At this moment an old man, with a pale blue eye and a bright red nose, who is apparently caretaker and general factotum of the establishment, is expatiating to papa on the birds: their probable quantity and unmistakable quality; but he has a barbarous tongue, and for my part I am too tired to listen to him any longer.

Yes, tired—and sleepy too. If writing a diary has always this effect upon me, it will more than fulfil its original mission—which was only to help me to pass the intolerable time!

Tuesday, 10th.—I was up and out quite early, long before breakfast, on a voyage of discovery. The first thing I had seen, on drawing up my blind, was red-tiled Gateby, straight in front of my window, across half-a-dozen fields. I could see a path winding through these fields, and coming out into the road just below our house; so on this pathway I settled for my first walk. I could see that it was the shortest way to Gateby. I would inspect Gateby.

It was a perfect morning, with plenty of sunshine and blue sky, and the last of a soft white mist just filling up the hollows of the meadows; so that I knew that it would be a hot day, as, in fact, it is.

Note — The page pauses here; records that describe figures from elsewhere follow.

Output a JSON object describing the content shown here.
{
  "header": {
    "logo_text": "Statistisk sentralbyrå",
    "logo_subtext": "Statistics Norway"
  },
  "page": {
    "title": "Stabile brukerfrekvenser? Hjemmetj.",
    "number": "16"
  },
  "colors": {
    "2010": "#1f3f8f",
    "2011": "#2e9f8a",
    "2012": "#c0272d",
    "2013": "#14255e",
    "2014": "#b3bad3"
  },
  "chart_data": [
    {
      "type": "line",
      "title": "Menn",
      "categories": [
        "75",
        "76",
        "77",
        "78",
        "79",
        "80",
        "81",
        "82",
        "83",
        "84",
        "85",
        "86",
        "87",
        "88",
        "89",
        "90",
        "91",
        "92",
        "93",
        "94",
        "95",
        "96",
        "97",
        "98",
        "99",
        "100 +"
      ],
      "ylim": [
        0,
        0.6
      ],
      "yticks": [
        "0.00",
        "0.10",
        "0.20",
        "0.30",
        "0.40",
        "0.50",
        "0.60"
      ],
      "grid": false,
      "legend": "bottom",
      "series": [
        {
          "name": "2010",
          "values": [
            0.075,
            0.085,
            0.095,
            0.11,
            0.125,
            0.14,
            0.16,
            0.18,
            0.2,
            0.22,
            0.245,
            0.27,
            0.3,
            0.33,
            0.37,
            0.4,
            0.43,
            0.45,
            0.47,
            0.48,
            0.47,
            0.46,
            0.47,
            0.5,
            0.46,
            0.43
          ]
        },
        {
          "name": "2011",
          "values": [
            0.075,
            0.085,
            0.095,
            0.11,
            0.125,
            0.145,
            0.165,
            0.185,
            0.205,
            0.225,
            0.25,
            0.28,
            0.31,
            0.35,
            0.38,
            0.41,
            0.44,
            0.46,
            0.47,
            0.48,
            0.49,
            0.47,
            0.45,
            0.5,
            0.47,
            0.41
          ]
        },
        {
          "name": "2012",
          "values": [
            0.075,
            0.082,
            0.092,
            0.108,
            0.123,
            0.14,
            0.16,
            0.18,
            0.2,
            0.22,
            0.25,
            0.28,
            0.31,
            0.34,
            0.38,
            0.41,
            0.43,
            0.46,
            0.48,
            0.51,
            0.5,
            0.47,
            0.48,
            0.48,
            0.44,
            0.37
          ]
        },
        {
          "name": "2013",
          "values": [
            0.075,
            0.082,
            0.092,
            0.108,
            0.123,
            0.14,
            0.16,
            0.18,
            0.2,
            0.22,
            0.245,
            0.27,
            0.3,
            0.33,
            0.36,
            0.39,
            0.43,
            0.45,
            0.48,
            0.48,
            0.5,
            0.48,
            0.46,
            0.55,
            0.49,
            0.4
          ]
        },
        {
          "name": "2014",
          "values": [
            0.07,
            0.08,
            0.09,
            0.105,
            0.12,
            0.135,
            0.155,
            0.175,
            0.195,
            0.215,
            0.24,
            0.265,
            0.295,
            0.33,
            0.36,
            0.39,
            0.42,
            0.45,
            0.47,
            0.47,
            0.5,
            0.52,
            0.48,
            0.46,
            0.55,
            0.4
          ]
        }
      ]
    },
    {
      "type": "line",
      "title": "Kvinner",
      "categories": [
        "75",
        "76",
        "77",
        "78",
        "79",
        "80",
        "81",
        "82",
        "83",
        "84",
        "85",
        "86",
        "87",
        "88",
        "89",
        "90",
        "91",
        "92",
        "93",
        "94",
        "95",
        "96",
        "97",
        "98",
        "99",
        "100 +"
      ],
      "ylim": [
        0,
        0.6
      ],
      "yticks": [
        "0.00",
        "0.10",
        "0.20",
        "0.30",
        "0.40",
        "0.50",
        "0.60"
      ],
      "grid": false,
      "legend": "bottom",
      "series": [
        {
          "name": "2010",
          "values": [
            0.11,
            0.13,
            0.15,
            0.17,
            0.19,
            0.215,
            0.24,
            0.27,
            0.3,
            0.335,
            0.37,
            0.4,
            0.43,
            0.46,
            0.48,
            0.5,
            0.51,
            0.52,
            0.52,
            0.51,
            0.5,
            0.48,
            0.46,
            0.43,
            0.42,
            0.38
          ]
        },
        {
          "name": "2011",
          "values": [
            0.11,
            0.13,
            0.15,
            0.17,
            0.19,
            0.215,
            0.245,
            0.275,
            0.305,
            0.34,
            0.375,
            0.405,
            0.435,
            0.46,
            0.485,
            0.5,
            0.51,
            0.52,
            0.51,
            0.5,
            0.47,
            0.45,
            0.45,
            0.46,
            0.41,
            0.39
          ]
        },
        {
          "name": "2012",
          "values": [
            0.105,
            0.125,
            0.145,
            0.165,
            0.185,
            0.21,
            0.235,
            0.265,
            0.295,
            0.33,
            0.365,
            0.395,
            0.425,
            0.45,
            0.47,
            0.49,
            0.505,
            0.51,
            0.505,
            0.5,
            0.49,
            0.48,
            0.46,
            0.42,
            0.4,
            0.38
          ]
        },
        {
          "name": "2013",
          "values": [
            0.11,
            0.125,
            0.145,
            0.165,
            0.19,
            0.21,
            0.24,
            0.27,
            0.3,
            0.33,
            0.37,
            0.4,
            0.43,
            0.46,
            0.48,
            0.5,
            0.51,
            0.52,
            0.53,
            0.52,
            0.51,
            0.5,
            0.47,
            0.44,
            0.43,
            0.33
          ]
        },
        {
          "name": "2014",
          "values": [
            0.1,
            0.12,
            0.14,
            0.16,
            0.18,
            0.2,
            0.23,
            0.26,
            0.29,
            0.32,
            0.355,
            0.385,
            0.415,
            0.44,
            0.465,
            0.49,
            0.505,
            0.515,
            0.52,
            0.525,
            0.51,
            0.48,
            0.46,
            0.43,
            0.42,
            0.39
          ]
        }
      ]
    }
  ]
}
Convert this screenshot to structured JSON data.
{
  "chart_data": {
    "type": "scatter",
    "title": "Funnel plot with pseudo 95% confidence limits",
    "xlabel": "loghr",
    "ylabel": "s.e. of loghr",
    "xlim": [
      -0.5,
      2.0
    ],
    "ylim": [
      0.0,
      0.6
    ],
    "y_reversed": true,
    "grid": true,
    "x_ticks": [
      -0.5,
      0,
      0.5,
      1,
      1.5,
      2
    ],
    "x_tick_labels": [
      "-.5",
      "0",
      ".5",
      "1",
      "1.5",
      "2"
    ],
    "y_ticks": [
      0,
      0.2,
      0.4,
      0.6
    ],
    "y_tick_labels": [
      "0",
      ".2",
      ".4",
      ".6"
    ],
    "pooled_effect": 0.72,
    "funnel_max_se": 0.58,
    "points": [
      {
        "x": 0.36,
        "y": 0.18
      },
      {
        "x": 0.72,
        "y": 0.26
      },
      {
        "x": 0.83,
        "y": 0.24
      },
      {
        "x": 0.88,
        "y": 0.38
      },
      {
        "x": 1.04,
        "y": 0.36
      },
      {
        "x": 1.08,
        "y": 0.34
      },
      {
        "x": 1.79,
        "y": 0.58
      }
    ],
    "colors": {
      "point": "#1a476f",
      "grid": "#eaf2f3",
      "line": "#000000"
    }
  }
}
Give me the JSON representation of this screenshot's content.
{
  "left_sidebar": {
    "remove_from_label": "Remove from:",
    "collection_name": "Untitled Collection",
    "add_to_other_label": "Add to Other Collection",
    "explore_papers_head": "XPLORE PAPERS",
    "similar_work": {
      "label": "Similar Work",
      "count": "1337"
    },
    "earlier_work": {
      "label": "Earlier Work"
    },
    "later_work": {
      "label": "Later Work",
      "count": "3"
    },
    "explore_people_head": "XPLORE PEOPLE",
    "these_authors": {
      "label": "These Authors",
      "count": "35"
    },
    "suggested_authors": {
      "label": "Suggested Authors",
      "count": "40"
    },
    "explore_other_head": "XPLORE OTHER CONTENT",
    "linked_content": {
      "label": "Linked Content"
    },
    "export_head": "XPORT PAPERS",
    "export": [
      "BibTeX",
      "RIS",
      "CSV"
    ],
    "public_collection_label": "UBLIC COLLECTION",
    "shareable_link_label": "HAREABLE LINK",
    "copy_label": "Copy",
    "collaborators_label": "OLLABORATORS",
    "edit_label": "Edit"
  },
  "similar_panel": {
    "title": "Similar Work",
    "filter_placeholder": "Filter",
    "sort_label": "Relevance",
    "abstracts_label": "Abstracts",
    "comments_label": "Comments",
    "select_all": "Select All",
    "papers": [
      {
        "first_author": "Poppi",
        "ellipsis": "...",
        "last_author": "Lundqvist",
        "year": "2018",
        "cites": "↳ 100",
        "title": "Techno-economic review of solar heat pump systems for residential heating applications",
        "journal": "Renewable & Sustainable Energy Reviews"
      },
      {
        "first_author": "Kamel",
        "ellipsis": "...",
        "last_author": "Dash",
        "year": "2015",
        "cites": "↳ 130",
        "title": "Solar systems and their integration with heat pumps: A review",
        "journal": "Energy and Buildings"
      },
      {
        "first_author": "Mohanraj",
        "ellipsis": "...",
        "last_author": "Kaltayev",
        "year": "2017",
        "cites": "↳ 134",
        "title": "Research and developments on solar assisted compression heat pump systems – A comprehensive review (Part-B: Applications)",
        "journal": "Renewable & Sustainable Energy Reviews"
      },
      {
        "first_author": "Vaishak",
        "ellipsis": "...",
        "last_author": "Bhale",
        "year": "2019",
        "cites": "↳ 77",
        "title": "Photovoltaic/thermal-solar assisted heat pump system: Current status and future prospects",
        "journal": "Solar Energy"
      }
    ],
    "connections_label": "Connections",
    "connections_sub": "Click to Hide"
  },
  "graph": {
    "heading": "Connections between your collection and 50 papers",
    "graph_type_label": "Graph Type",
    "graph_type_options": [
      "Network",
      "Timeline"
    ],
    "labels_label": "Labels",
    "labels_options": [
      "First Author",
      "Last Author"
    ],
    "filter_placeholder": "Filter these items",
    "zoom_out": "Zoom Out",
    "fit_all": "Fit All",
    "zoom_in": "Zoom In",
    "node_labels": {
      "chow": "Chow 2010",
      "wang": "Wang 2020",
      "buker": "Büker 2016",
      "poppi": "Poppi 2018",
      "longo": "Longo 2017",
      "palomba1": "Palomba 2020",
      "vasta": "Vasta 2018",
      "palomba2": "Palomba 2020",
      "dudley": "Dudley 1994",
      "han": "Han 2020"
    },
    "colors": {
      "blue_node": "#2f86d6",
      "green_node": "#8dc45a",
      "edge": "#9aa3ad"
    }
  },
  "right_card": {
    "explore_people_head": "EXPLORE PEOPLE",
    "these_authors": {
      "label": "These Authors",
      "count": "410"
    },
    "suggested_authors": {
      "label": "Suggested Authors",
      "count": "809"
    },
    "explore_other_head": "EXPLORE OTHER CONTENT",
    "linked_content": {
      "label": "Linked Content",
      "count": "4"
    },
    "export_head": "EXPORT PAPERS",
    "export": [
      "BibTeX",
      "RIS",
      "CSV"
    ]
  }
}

When I had followed the path across the fields until I had only two left to cross (and these were a potato field and a meadow, from which a boy was driving in the cows), I stopped and perched myself on a stone gate-post, and surveyed Gateby. From there it looked like one long low irregular building, stone-built and red-tiled. Only one house, and that at the extreme left of the rest, was slated. More of Gateby I could not see from there, so I went on looking all round me. Over the village rose the hills, with bold but even outline. The hillsides are so evenly divided by the hedges into so many squares that they look as though great nets had been cast over them. The squares have all kinds of colours—greens, and yellows, and dirty browns (of ploughed fields). Following the bend of the valley, as the fields grew less in perspective, I noticed that they took a commoner tint, between pale green and dun, until the farthest range of all showed a uniform greyish-blue. I did not expect to be able to see half so far when deep down in a dale, and I thought the hills would be higher. In fact, with this particular dale of ours I am a little bit disappointed; for, instead of finding it a deep furrow in the face of Nature, as I had made up my mind it would be, it is, after all, the veriest dimple.

Well, Gateby is a quaint enough little place when you attack it fairly, from the front, as I presently did. It has about a dozen houses all told, and they are all on one side of the road, and hug each other as though space were an object of the first importance. Several of the houses are, at least, demi-semi-detached. The largest of them is the public-house; the best the schoolhouse, the front of which is simply one mass of pink roses—I never saw anything like it.

I walked back by the road. The pathway through the fields merely cuts off, I now found, the angle made by the two roads: the road in which we are, which leads over the moor, and the road in which Gateby is, which leads in one direction to the railway, six miles off, and in the other—I don't know where. These two roads join at right angles, and I believe they are the only roads in the dale.

Nearing home, I met the person with the gay-coloured nose and eyes, and he stopped to bid me good morning. I thought his complexion looked a little cooler, but then it was very early morning. He inquired, with some pride and expectancy, what I thought of the dale. I answered, rather unkindly I am afraid, that I thought it pretty, but a fraud: the hills were too low, the valleys were too shallow.

"Ah!" he observed compassionately, "waät till thoo's been ower t' mower, an' seen t' view from Melmerbridge Bank; an' waät till thoo sees Beckdaäl!"

He went on to tell me all about Melmerbridge. I almost think he offered to personally conduct me over to Melmerbridge, and to show me its church, and its beck, and the view from its bank. At any rate, before I could get away from him I had learnt that his name was Andy Garbutt, and that he had been eight and twenty years, man and boy, come next Michaelmas, in the service of the owner of our nameless shooting-box.